Frases Soltas: Resenha: A Maldição do Cigano

5 de novembro de 2012

Resenha: A Maldição do Cigano


Sim, tem Spoilers!

Não é segredo pra ninguém que me conhece que eu sou fã do Stephen King. Tanto que na Bienal do Livro de São Paulo, o primeiro lugar que eu fui, foi no stand da Editora Suma de Letras, pra ver se eu encontrava alguma promoção dos livros do mestre do horror e olha, dei sorte!

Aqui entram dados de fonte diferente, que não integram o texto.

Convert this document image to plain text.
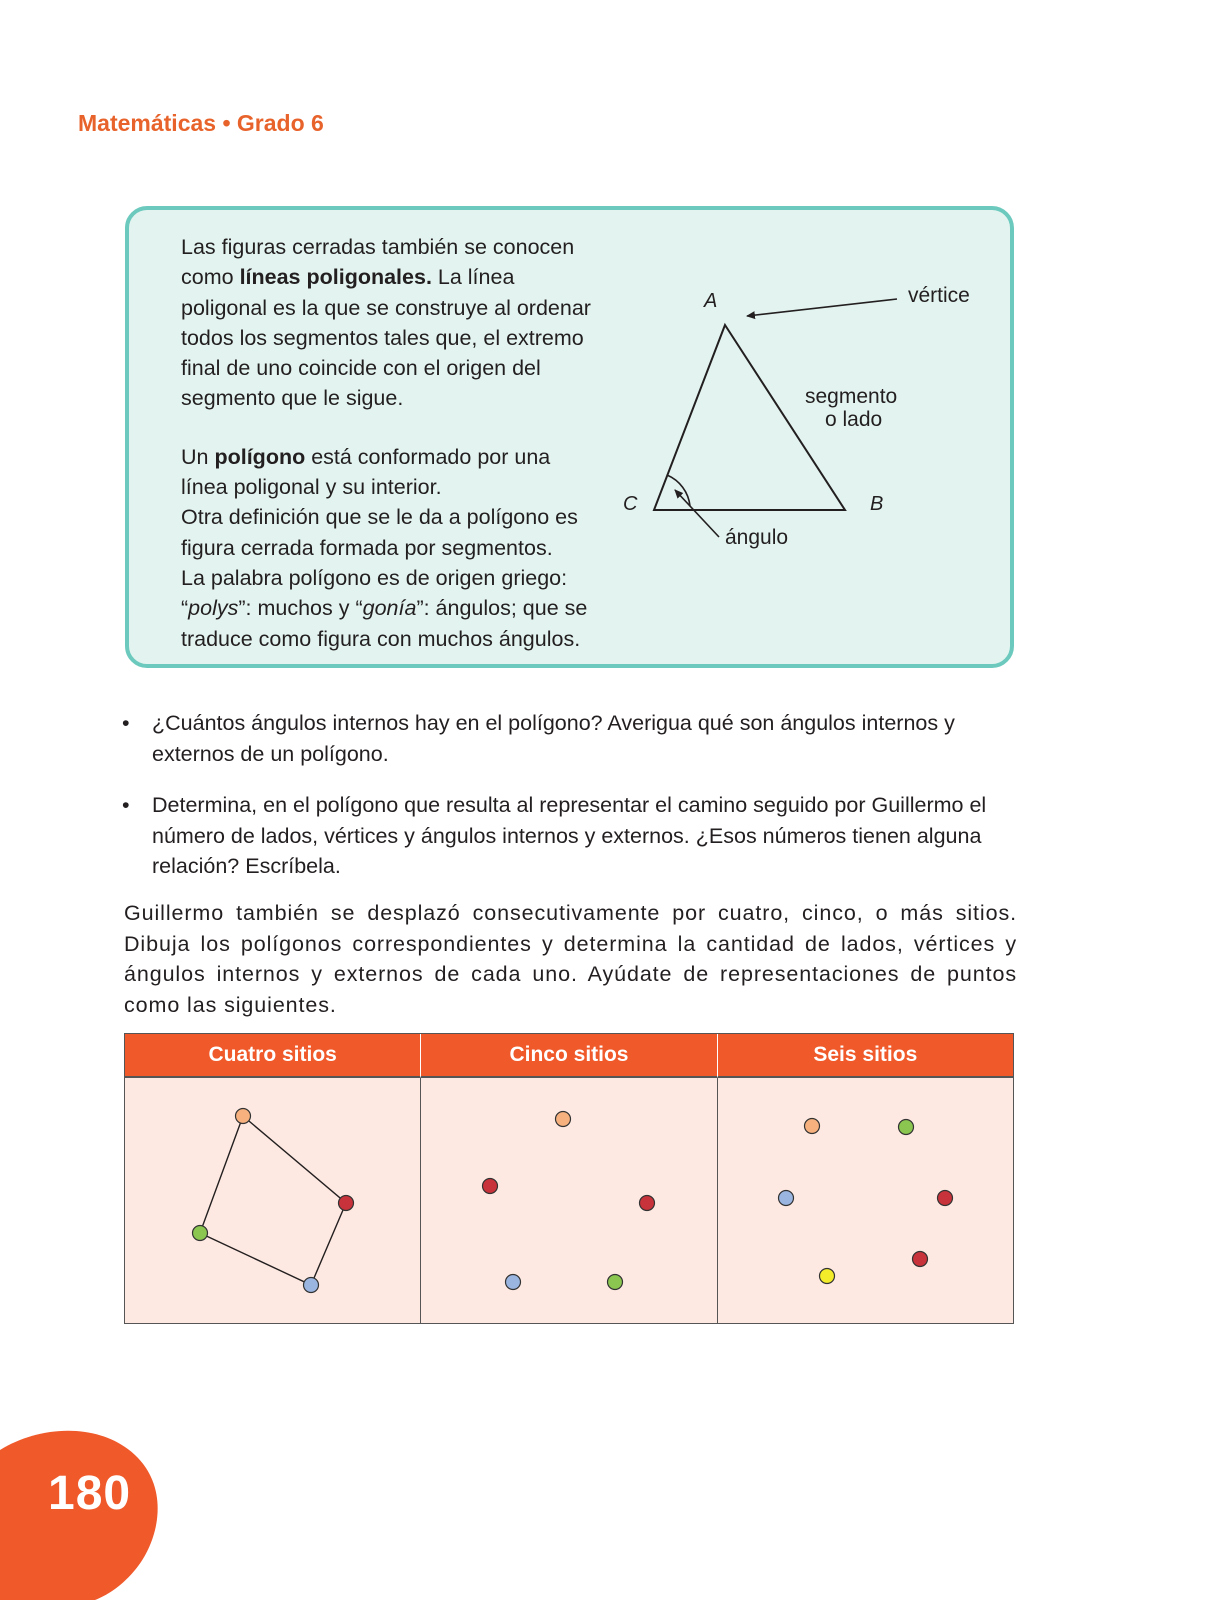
Matemáticas • Grado 6

Las figuras cerradas también se conocen como líneas poligonales. La línea poligonal es la que se construye al ordenar todos los segmentos tales que, el extremo final de uno coincide con el origen del segmento que le sigue.

Un polígono está conformado por una línea poligonal y su interior.
Otra definición que se le da a polígono es figura cerrada formada por segmentos.
La palabra polígono es de origen griego:
“polys”: muchos y “gonía”: ángulos; que se traduce como figura con muchos ángulos.

A
B
C
vértice
segmento
o lado
ángulo
• ¿Cuántos ángulos internos hay en el polígono? Averigua qué son ángulos internos y externos de un polígono.
• Determina, en el polígono que resulta al representar el camino seguido por Guillermo el número de lados, vértices y ángulos internos y externos. ¿Esos números tienen alguna relación? Escríbela.

Guillermo también se desplazó consecutivamente por cuatro, cinco, o más sitios. Dibuja los polígonos correspondientes y determina la cantidad de lados, vértices y ángulos internos y externos de cada uno. Ayúdate de representaciones de puntos como las siguientes.

Cuatro sitios	Cinco sitios	Seis sitios
180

Comprei dois pockets dele por 5 reais e ganhei mais dois que estavam com desconto de presente do meu filho J.

Billy Halleck é um advogado obeso e bem sucedido que se vê envolvido em um trágico acidente de carro, onde atropelou e matou uma velha cigana. Como a cidade onde mora é pequena e todos o conhecem, o juiz e a polícia local encobrem vários fatos envolvendo o acidente, e Billy é inocentado. Mas, na saída do julgamento, um velho cigano do nariz carcomido e aparência assustadora, o toca no rosto e sussurra em seu ouvido “mais magro”.

A partir deste momento, Billy começa a emagrecer de dois a três quilos por dia sem nenhuma explicação sensata. E só depois que começa a entender que este seria seu fim, começa a procurar o bando de ciganos ao qual o velho cigano do nariz carcomido faz parte, para que ele retire a sua maldição.

O interessante neste livro, é que todos os envolvidos no acidente foram amaldiçoados assim como Billy. O juiz desenvolve uma doença que a princípio acredita ser câncer de pele, mas que na verdade são escamas, que se proliferam pelo corpo dele. O policial começa a ter acne, não as do tipo comum, mas sim aquelas gigantescas que inflamam, ficam gigantes e soltam pus pelo corpo todo.

As descrições do King são muito realistas, pra quem tem a imaginação fértil e que viaja no que está lendo assim como eu viajo, algumas vezes são até meio chocantes.

Meu personagem preferido foi sem dúvida o Ginnelle, um gangster italiano amigo do Billy, e o único que não o julgou louco, pelo contrário, se propôs a ajudá-lo a quebrar a maldição. Vi várias demonstrações de amizade sincera entre esses dois personagens e achei o máximo.

A Maldição do Cigano, não é como as outras obras do King, onde se tem vários começos, onde se conhece a fundo cada personagem secundário. Por ser um livro pequeno, ele vai direto ao ponto e a leitura flui muito rápido, sem perceber você já lê 20 ou 30 páginas, ainda mais na versão pocket, que foi a que eu li.

O final foi muito foda, me surpreendeu. Fiquei torcendo pra que acabasse de um jeito, no fim, tomou um rumo completamente diferente daquele que eu esperava, e sim, a solução pros problemas de Billy se revela no Maine, como em todos os livros do King.

Recomendo sem sombra de dúvida e vou agora atrás do filme homônimo pra ver na telinha se o filme vai fazer jus ao livro.